NYU English Department Statement on Diversity and Antiracism
(May 25, 2021)
The NYU Department of English strives to be an antiracist community, working against white supremacy, racism, religious intolerance, and discrimination on the basis of gender, sexuality, class, age, and ability.
The department therefore stands against anti-Black, anti-Asian, anti-Latinx, anti-Indigenous racisms, Islamophobia, anti-Semitism, and xenophobia. We believe that Black Lives Matter. We condemn the intensifying anti-Asian violence in the wake of the COVID-19 pandemic. We acknowledge that the Department of English at New York University is located in ancestral Lenape homelands, and we recognize the longstanding significance of these lands for Lenape nations past and present. New York City has long been and continues to be a convening point for Indigenous people across the planet, and it is currently a major hub of urban native people in the United States. We are committed to addressing and challenging the effects of Indigenous exclusion and erasure.
As a discipline, English has a complex relationship with colonization, racialization, and exploitation. We recognize that to study the English language as well as literatures written in English is to grapple with its imperialist and colonialist underpinnings, its relationship to power and whiteness, and its mediating work in the spread of Western domination. Through the development of aesthetic hierarchies, the discipline has long contributed to systems of valuation that determine whose stories matter, whose histories are told, and whose knowledge is counted. The discipline has come a long way. Intersections with postcolonial and ethnic studies; women and gender and queer studies; and disability studies have challenged and changed the field in important ways. There remains much more work to be done.
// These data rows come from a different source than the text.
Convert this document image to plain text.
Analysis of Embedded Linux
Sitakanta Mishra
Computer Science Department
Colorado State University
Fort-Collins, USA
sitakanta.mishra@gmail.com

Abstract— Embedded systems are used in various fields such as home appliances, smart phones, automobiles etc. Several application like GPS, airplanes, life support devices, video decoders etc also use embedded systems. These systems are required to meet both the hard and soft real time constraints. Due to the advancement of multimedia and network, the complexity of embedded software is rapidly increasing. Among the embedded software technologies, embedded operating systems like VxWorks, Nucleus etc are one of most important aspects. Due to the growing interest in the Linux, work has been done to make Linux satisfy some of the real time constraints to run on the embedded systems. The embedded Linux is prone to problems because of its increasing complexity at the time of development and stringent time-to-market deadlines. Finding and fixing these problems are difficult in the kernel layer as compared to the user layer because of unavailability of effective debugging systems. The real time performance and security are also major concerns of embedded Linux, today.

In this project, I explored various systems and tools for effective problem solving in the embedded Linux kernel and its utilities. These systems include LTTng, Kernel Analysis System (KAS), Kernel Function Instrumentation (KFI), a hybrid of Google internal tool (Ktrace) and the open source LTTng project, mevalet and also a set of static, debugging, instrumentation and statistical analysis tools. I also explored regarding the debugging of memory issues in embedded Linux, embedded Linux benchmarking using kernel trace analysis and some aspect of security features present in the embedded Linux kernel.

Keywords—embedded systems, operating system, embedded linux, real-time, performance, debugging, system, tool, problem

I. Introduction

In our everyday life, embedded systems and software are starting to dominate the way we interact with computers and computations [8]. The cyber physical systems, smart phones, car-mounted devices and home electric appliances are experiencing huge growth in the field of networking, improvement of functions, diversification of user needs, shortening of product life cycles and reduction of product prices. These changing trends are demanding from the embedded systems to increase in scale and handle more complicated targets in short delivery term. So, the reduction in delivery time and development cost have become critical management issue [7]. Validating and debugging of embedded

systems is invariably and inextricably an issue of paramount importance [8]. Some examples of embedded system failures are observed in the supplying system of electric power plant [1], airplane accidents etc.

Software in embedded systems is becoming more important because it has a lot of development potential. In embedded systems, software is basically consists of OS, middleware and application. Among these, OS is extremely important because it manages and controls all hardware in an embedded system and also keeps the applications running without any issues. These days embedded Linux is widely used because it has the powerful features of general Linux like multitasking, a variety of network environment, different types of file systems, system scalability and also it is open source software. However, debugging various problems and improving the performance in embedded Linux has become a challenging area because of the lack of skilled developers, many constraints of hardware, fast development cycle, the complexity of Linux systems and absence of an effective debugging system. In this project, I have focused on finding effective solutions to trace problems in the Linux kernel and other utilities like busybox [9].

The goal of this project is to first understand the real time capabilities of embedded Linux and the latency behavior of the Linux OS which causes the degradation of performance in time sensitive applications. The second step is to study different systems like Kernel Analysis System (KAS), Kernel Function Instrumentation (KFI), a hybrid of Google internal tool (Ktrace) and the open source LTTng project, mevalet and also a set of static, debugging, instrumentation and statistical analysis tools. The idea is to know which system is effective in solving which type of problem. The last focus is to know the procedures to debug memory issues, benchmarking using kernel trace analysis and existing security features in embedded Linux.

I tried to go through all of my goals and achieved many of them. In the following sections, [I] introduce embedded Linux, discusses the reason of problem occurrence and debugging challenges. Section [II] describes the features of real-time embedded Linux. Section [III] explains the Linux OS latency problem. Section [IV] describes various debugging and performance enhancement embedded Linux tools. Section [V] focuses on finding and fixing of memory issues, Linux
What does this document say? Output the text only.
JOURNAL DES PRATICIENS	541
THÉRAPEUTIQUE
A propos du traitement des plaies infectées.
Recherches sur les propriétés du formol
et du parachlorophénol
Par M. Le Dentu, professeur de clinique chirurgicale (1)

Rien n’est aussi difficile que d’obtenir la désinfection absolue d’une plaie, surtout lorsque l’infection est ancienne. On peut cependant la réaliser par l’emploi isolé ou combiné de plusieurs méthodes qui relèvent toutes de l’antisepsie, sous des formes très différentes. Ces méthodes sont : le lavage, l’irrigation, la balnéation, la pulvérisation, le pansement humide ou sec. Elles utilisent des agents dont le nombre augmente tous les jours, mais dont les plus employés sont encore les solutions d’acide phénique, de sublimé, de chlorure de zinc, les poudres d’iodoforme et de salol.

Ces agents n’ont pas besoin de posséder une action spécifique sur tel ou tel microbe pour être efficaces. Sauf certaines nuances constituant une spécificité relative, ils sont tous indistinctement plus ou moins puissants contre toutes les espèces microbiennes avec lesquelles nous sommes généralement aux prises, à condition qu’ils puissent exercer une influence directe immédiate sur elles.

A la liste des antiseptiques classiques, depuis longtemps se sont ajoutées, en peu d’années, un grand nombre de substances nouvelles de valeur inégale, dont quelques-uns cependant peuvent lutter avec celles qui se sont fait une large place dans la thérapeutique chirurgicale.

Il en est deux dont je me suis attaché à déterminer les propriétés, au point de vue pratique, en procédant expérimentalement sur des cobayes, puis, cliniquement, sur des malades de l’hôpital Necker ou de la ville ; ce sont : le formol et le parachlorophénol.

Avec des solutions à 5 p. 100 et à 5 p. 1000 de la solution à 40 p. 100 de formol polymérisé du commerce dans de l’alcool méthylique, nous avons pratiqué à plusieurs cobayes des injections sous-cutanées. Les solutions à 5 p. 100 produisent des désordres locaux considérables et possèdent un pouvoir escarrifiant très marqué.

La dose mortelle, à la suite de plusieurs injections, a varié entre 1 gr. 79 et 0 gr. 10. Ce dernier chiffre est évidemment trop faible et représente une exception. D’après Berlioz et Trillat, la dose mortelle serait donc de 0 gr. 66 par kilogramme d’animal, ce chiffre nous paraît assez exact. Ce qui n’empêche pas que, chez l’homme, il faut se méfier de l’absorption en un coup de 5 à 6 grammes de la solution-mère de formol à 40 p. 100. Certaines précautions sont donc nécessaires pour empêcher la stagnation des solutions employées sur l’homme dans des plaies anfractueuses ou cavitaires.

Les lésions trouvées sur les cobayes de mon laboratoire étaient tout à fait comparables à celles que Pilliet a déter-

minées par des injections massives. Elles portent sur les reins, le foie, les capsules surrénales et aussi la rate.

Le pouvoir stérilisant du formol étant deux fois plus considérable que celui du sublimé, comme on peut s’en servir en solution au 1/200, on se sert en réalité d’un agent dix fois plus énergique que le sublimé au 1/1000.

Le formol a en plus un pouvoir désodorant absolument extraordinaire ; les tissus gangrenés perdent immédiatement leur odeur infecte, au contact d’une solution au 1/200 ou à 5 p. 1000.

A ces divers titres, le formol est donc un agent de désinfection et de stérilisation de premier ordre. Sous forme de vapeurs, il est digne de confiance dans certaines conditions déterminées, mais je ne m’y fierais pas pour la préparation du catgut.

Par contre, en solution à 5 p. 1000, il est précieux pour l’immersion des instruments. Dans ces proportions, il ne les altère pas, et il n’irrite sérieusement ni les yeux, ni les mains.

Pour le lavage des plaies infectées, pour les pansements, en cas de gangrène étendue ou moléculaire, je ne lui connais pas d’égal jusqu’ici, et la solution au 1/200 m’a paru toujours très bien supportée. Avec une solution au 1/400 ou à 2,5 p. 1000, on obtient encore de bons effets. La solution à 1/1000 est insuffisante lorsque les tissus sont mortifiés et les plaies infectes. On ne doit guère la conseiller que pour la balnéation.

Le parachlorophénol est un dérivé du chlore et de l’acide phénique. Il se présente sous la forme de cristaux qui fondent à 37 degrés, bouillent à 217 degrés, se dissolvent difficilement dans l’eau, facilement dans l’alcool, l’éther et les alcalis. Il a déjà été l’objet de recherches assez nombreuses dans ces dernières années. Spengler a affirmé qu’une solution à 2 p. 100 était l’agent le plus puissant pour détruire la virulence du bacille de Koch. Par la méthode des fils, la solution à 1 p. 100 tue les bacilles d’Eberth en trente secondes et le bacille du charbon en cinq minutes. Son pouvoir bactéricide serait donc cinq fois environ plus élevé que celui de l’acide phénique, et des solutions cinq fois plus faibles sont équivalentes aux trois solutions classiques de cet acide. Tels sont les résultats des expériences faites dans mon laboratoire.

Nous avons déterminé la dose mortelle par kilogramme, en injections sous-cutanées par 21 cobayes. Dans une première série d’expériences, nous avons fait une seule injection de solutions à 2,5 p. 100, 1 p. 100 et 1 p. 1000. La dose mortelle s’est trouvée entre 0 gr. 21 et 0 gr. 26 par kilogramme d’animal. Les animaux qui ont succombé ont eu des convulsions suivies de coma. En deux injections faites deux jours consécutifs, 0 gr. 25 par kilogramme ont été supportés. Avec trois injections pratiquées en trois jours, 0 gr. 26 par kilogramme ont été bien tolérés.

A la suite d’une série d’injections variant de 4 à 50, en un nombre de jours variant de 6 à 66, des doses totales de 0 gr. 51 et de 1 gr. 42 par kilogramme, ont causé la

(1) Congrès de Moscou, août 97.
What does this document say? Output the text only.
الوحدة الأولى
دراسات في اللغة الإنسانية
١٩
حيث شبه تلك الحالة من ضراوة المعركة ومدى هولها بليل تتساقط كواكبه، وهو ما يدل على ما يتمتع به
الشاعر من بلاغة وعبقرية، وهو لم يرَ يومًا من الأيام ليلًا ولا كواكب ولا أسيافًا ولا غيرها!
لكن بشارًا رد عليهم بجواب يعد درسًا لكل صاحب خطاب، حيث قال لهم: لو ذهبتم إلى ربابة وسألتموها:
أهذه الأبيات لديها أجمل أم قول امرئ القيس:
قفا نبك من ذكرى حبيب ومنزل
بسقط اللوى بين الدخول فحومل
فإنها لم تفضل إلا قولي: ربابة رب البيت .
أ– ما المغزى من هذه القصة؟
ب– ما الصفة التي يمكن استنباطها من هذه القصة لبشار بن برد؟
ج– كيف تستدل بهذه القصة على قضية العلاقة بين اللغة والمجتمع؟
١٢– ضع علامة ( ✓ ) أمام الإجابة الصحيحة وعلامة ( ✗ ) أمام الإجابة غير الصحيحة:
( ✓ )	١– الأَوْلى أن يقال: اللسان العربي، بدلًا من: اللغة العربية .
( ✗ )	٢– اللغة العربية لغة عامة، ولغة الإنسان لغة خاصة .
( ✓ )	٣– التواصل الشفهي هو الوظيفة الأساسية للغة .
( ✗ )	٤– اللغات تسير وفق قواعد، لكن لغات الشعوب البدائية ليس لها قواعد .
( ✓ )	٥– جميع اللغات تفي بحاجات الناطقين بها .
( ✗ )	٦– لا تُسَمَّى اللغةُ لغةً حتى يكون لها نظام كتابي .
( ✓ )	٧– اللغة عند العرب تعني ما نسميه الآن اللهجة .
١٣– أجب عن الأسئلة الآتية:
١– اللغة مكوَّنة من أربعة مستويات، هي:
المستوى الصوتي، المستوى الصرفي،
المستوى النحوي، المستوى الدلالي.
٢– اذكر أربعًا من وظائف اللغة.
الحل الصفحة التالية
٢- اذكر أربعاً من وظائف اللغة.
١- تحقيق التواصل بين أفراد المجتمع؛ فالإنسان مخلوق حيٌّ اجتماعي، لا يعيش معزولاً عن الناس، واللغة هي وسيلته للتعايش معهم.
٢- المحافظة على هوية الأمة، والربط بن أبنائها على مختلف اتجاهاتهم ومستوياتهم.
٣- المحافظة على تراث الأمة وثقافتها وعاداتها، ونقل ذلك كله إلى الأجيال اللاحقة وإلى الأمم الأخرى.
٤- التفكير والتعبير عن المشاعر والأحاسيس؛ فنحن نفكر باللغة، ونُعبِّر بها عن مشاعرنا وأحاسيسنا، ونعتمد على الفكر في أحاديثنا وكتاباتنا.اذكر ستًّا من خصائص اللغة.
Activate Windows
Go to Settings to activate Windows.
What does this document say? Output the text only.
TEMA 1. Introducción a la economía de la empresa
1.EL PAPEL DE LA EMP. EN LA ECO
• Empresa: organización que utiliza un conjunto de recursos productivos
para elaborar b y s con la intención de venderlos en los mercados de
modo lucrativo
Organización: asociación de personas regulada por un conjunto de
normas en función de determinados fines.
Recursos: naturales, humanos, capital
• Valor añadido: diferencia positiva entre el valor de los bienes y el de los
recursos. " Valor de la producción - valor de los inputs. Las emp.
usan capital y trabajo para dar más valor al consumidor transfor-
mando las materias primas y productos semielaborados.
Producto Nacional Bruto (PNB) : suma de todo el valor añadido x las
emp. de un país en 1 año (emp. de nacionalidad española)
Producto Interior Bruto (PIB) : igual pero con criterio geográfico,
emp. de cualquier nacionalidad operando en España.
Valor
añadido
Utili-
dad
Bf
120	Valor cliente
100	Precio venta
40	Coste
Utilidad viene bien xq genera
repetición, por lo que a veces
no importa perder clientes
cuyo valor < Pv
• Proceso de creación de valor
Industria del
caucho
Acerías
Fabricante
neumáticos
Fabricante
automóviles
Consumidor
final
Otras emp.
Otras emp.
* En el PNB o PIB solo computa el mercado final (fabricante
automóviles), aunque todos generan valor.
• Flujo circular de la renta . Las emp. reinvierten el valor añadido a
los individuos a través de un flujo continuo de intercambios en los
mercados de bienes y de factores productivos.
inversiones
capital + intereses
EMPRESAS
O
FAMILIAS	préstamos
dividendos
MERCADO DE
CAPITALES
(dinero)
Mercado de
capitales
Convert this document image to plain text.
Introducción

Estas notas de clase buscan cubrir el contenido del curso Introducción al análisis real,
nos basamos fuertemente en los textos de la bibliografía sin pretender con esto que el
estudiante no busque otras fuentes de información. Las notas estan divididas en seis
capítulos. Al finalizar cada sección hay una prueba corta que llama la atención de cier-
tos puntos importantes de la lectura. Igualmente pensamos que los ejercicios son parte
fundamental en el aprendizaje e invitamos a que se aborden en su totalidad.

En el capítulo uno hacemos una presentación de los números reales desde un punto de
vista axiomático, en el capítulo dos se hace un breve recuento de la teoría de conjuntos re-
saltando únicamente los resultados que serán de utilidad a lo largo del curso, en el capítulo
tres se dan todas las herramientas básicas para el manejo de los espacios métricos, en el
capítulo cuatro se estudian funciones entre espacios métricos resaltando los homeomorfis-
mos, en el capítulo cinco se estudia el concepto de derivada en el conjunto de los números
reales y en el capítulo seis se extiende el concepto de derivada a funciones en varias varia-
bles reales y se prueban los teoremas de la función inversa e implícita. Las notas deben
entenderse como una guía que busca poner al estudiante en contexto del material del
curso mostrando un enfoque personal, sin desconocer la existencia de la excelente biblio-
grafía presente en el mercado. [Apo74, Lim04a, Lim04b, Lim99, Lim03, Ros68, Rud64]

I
In reckoning with this living history of the discipline, the NYU Department of English fosters attention to the ways in which language and language-use are historically, formally, and culturally conditioned. We are committed to developing, studying, and teaching anti-racist, decolonial strategies for reading literature, which entails interrogating its capacity to normalize, perpetuate, and constitute violence. We are also committed to studying and teaching the many ways in which language, writing, aesthetics, forms, media, and texts have subverted, redefined, and retooled our imaginations for collective action, social justice, and decolonial struggle.
Our work requires coming to terms with NYU’s historical and present relationship to the multracial politics of New York City. New York, a sanctuary city, has been and continues to be shaped by palimpsestic layers of both forced and voluntary migration, from the enslavement of African people to the US via the Dutch slave trade starting in 1626 and continuing through the city’s role as a refuge for communities and individuals fleeing violence and discrimination. The city’s diversity has fostered its contributions to nearly every landmark tradition of art, performance, music, literature, and film, and shapes every aspect of its daily operations.
The global entanglements of our city therefore make it imperative that we reject all forms of xenophobia, racism, and nativism that have long targeted communities of color and intersect with misogyny, homophobia and transphobia, ableism, and religious intolerance. We unequivocally support those in our community who have been harmed by colonialist histories of racialization and other forms of violence, hate, and marginalization.
While these commitments are ongoing and unfinished, they require our teaching, service, and scholarship to initiate and encourage conversations about race and racism, immigration, gender, sexuality, class, indigeneity, colonization, ecology, and earth justice. We aspire to create classrooms, colloquia, events, and conversations informed by an ethic of care where all ethnicities, faiths, gender identities, national and indigenous origins, neurodiversity, political views, citizenship status, and ages; atheists; LGBTIA+; those with disabilities; veterans; and anyone who has been targeted, abused, or disenfranchised can learn, teach, and build hospitable community.